Note that the same general principles apply to the edgeR and DESeq2 packages as well, and neither of them would have any difficulties with your experimental design either. Section 2.11 of the edgeR User's Guide refers to designs that have no replication at all, not to an experiment such as yours. The same goes for DESeq2's single sample method -- it is only for experiments with no replicates at all.

ADD COMMENT • link 7.6 years ago Gordon Smyth 52k

score 3 · Accepted Answer · 2017-07-02

In your case, you're still estimating the sample variance from groups C and D. limma will use all samples to estimate the variance, even if the comparisons only involve a subset of samples. There are non-zero residual degrees of freedom in this model, so there is no need to resort to non-standard methods for variance estimation.

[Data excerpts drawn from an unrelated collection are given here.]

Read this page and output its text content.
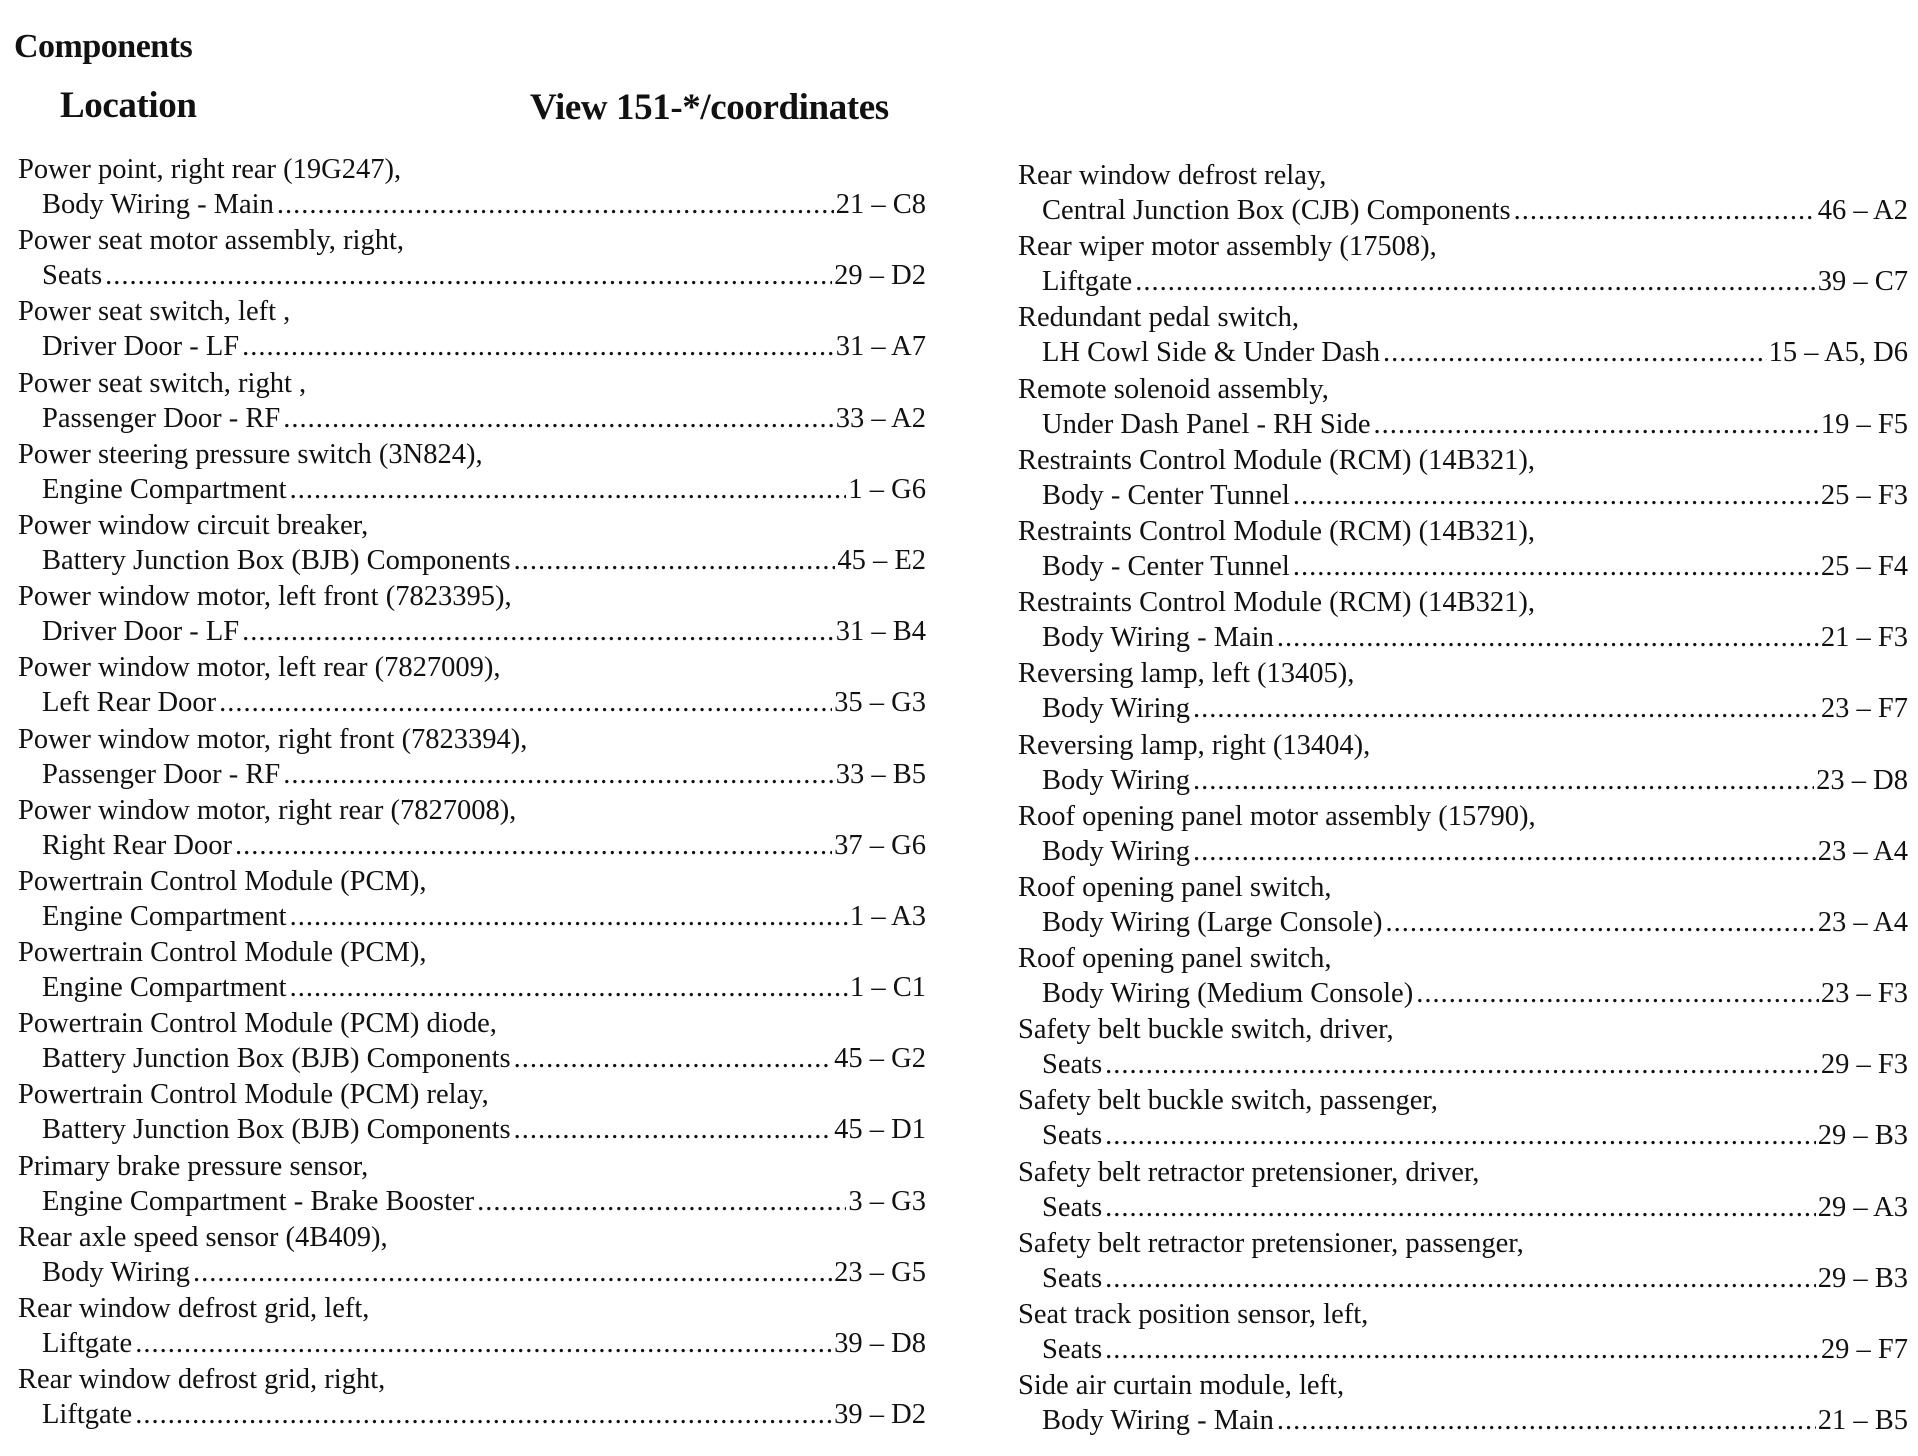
Components
Location	View 151-*/coordinates
Power point, right rear (19G247),
Body Wiring - Main .....	21 – C8
Power seat motor assembly, right,
Seats .....	29 – D2
Power seat switch, left ,
Driver Door - LF .....	31 – A7
Power seat switch, right ,
Passenger Door - RF .....	33 – A2
Power steering pressure switch (3N824),
Engine Compartment .....	1 – G6
Power window circuit breaker,
Battery Junction Box (BJB) Components .....	45 – E2
Power window motor, left front (7823395),
Driver Door - LF .....	31 – B4
Power window motor, left rear (7827009),
Left Rear Door .....	35 – G3
Power window motor, right front (7823394),
Passenger Door - RF .....	33 – B5
Power window motor, right rear (7827008),
Right Rear Door .....	37 – G6
Powertrain Control Module (PCM),
Engine Compartment .....	1 – A3
Powertrain Control Module (PCM),
Engine Compartment .....	1 – C1
Powertrain Control Module (PCM) diode,
Battery Junction Box (BJB) Components .....	45 – G2
Powertrain Control Module (PCM) relay,
Battery Junction Box (BJB) Components .....	45 – D1
Primary brake pressure sensor,
Engine Compartment - Brake Booster .....	3 – G3
Rear axle speed sensor (4B409),
Body Wiring .....	23 – G5
Rear window defrost grid, left,
Liftgate .....	39 – D8
Rear window defrost grid, right,
Liftgate .....	39 – D2
Rear window defrost relay,
Central Junction Box (CJB) Components .....	46 – A2
Rear wiper motor assembly (17508),
Liftgate .....	39 – C7
Redundant pedal switch,
LH Cowl Side & Under Dash .....	15 – A5, D6
Remote solenoid assembly,
Under Dash Panel - RH Side .....	19 – F5
Restraints Control Module (RCM) (14B321),
Body - Center Tunnel .....	25 – F3
Restraints Control Module (RCM) (14B321),
Body - Center Tunnel .....	25 – F4
Restraints Control Module (RCM) (14B321),
Body Wiring - Main .....	21 – F3
Reversing lamp, left (13405),
Body Wiring .....	23 – F7
Reversing lamp, right (13404),
Body Wiring .....	23 – D8
Roof opening panel motor assembly (15790),
Body Wiring .....	23 – A4
Roof opening panel switch,
Body Wiring (Large Console) .....	23 – A4
Roof opening panel switch,
Body Wiring (Medium Console) .....	23 – F3
Safety belt buckle switch, driver,
Seats .....	29 – F3
Safety belt buckle switch, passenger,
Seats .....	29 – B3
Safety belt retractor pretensioner, driver,
Seats .....	29 – A3
Safety belt retractor pretensioner, passenger,
Seats .....	29 – B3
Seat track position sensor, left,
Seats .....	29 – F7
Side air curtain module, left,
Body Wiring - Main .....	21 – B5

In particular, the "single-sample" approach used by DESeq2 is not without problems. Let's consider the application of this strategy in the context of a limma analysis. Sure, you could get an estimate of a common variance if you assume that most genes are not DE between conditions. (The same arguments apply to estimation of a mean-variance trend; I will stick with a common estimate for simplicity.) However, using this estimate in a moderated t-test would be equivalent to having infinite prior degrees of freedom, i.e., the true variance for each gene is the same. I have never seen an RNA-seq data set where this is the case - the prior d.f. is generally low, around 5-20, reflecting the differences in the variability between genes.

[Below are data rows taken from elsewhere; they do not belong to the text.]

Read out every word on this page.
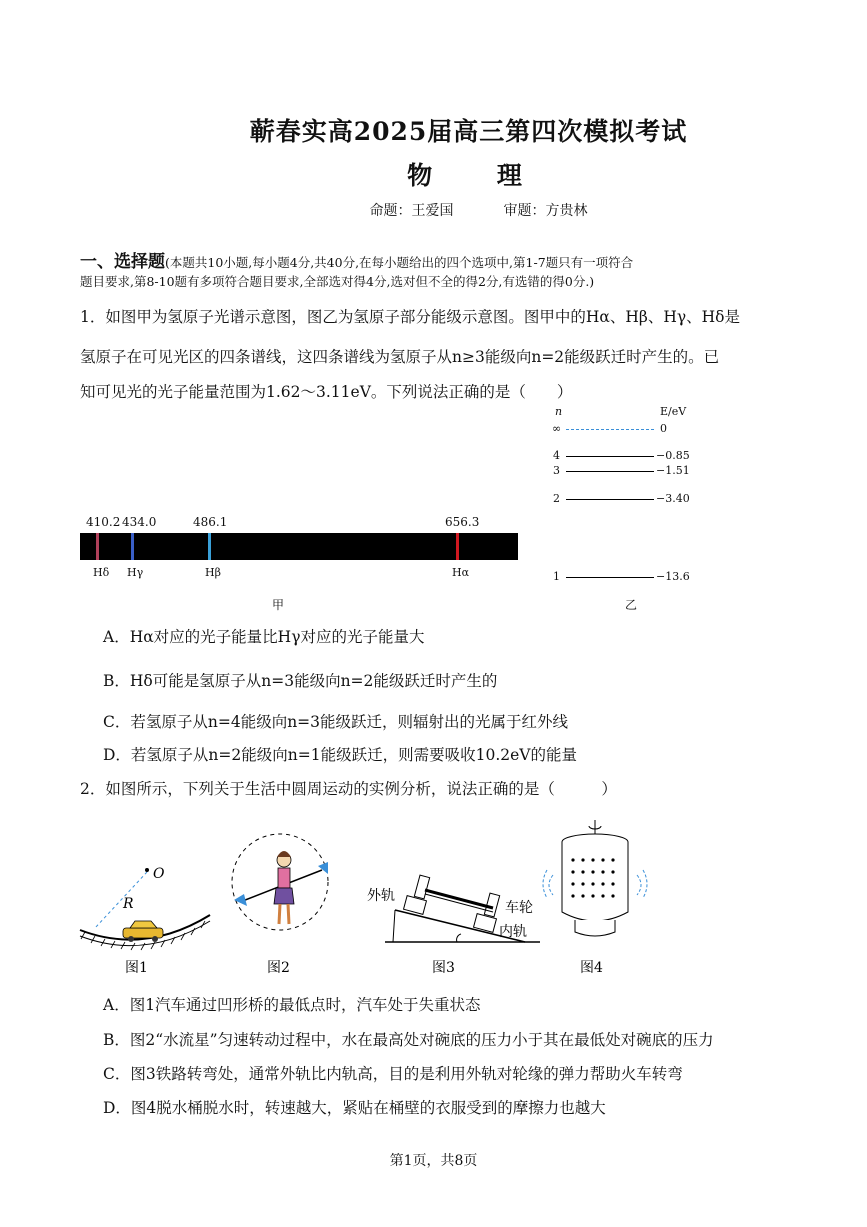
蕲春实高2025届高三第四次模拟考试
物 理
命题：王爱国	审题：方贵林
一、选择题(本题共10小题,每小题4分,共40分,在每小题给出的四个选项中,第1-7题只有一项符合
题目要求,第8-10题有多项符合题目要求,全部选对得4分,选对但不全的得2分,有选错的得0分.)
1．如图甲为氢原子光谱示意图，图乙为氢原子部分能级示意图。图甲中的Hα、Hβ、Hγ、Hδ是
氢原子在可见光区的四条谱线，这四条谱线为氢原子从n≥3能级向n=2能级跃迁时产生的。已
知可见光的光子能量范围为1.62～3.11eV。下列说法正确的是（　　）
410.2 434.0	486.1	656.3
Hδ Hγ	Hβ	Hα
甲
n	E/eV
∞	0
4	−0.85
3	−1.51
2	−3.40
1	−13.6
乙
A．Hα对应的光子能量比Hγ对应的光子能量大
B．Hδ可能是氢原子从n=3能级向n=2能级跃迁时产生的
C．若氢原子从n=4能级向n=3能级跃迁，则辐射出的光属于红外线
D．若氢原子从n=2能级向n=1能级跃迁，则需要吸收10.2eV的能量
2．如图所示，下列关于生活中圆周运动的实例分析，说法正确的是（　　　）
O
R
图1	图2
外轨
车轮
内轨
图3	图4
A．图1汽车通过凹形桥的最低点时，汽车处于失重状态
B．图2“水流星”匀速转动过程中，水在最高处对碗底的压力小于其在最低处对碗底的压力
C．图3铁路转弯处，通常外轨比内轨高，目的是利用外轨对轮缘的弹力帮助火车转弯
D．图4脱水桶脱水时，转速越大，紧贴在桶壁的衣服受到的摩擦力也越大
第1页，共8页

Overstating the prior d.f. is problematic as it suggests strong homogeneity in the true variances where there is none. This usually results in anticonservativeness, where you get more false positives than expected due to unmodelled variability in the variance estimates. The same concern applies to count-based models as well, which is why the edgeR user's guide is reluctant to suggest this strategy as option 3 in Section 2.11. But for your experiment, none of this matters: limma can directly estimate the variance as part of a standard analysis.